Cumhurbaşkanın Kabine'yi milletvekili olarak Meclis'e göndermesi, TBMM'ye verdiği değeri gösteriyor. Kesinlikle durum böyledir. Bizim söylemimiz neyse uygulamalarımız da o çerçevededir. Biz herhangi biz sözü vermişsek onu yerine getiren bir iktidar olduk. Cumhurbaşkanı Erdoğan'ın liderliğinde bunu hep böyle yaptık. Yürütme boyutunda güven ve istikrar sağlandığında yani seçim bittiğinde hükümetin belli olacağı ve hükümetin başının belli olacağı Cumhurbaşkanlığı Hükümet Sistemi dediğimizde aslında Meclis boyutunda çok ciddi yetkilerin verildiği ve erkler arasında yürütme yasama yargı arasında da çok ciddi bir dengenin kurulduğu ve yasamaya çok ciddi yetkilerin verildiği söylemiştik. Dolayısıyla bu anlamda Meclis'e gerçekten Meclis ile birlikte çalıştığımızı ve yasaları birlikte çıkardığımızı gösterdik. Bu da böyle devam edecek.

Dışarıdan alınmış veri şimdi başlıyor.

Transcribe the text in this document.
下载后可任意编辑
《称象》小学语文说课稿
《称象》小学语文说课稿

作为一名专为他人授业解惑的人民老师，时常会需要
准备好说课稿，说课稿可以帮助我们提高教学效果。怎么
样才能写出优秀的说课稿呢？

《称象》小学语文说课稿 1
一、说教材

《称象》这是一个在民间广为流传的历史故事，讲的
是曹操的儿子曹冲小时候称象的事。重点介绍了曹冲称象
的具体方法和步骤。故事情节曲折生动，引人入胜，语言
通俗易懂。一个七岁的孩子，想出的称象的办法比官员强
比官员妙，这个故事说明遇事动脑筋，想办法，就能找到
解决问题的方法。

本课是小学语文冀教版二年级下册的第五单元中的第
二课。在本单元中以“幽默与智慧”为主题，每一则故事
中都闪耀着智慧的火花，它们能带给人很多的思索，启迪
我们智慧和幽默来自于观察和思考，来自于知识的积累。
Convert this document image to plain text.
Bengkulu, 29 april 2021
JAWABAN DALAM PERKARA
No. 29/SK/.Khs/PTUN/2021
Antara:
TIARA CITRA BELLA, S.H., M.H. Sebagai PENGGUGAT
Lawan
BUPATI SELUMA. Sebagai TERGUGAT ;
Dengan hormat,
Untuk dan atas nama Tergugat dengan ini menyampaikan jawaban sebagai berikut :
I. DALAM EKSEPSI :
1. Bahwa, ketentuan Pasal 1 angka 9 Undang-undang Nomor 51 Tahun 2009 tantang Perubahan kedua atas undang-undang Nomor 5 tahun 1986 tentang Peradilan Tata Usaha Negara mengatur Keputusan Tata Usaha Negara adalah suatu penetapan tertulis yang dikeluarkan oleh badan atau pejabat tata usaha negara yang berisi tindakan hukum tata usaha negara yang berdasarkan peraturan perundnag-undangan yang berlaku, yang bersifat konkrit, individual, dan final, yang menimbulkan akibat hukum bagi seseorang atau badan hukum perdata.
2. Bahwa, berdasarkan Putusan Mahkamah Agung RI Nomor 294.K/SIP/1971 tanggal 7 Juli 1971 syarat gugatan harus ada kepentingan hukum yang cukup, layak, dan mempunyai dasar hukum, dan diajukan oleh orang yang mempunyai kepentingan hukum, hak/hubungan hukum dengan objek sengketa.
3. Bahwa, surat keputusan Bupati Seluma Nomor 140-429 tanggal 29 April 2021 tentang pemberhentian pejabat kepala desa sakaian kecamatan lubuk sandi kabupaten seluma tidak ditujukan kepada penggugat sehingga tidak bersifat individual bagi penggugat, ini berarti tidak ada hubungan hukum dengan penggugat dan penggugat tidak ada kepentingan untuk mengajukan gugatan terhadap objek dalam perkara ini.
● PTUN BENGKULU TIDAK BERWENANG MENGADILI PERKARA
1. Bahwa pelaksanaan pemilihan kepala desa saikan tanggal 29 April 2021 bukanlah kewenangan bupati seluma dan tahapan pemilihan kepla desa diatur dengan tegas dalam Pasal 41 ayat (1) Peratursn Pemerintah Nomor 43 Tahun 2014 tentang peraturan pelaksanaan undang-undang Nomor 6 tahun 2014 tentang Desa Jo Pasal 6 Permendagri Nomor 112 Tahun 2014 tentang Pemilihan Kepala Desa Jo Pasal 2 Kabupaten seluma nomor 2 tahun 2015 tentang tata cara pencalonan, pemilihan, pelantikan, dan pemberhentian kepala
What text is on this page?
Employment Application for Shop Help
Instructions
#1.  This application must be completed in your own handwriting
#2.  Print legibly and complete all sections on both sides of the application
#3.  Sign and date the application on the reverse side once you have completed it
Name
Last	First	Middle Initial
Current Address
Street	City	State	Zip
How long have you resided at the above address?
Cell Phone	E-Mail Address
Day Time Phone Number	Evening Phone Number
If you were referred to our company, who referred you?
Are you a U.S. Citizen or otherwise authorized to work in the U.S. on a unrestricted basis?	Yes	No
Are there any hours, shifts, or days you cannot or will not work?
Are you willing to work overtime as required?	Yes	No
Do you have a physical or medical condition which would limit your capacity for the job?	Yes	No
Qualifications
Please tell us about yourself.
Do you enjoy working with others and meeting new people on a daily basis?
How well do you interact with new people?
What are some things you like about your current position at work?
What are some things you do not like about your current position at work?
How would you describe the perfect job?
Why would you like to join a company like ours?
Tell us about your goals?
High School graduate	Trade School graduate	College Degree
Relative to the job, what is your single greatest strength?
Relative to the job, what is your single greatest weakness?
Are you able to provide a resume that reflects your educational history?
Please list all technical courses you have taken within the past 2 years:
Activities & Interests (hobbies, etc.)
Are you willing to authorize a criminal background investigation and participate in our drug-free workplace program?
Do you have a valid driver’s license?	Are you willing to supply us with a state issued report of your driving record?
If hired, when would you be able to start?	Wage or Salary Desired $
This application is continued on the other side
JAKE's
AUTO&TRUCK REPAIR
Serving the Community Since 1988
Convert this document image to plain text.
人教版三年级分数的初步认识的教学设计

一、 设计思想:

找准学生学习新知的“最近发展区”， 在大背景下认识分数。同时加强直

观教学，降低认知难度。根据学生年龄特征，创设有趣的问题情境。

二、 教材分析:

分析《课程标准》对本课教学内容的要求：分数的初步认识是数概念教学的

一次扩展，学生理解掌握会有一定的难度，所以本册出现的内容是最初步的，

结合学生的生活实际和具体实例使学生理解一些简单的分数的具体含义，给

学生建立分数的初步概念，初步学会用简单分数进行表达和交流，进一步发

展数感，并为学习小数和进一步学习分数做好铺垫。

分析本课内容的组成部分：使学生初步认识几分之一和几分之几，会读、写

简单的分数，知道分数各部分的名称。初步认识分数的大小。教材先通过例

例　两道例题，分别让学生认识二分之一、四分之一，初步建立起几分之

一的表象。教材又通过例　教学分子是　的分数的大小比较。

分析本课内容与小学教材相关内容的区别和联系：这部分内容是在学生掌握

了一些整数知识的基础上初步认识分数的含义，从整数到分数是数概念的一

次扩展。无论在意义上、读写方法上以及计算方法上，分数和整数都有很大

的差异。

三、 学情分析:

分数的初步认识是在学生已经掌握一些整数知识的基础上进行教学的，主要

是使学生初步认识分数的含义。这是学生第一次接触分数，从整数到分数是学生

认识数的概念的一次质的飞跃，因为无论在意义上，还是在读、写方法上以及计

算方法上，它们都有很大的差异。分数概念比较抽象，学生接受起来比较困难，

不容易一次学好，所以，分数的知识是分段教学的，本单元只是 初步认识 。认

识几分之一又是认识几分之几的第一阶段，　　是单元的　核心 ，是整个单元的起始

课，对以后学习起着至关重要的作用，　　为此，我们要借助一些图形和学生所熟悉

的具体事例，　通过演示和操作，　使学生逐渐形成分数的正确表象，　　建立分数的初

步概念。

Biz her zaman Meclis'e değer verdik, daha da güçlendirmek için elimizden geleni yaptık. Muhalefet ise hep güçlendirilmiş parlamenter sistem diye ortaya bir şey attı. Muhalefette hep geriye eskiye özlem vardı. Bizim çok gerici bir muhalefetimiz var. Recep Tayyip Erdoğan'ın yaptıklarını yıkmaktan başka bir şey vaat edemeyen bir muhalefet vardı. Güçlendirilmiş Parlamenter Sistemi söyleminin altının boş olduğunu nereden gördük şu anda Meclis'e giren grupların hepsine baktığınızda tek bir tane siyasi lider bulamazsınız diğer partilerden. Hiçbiri Meclis'e giremedi."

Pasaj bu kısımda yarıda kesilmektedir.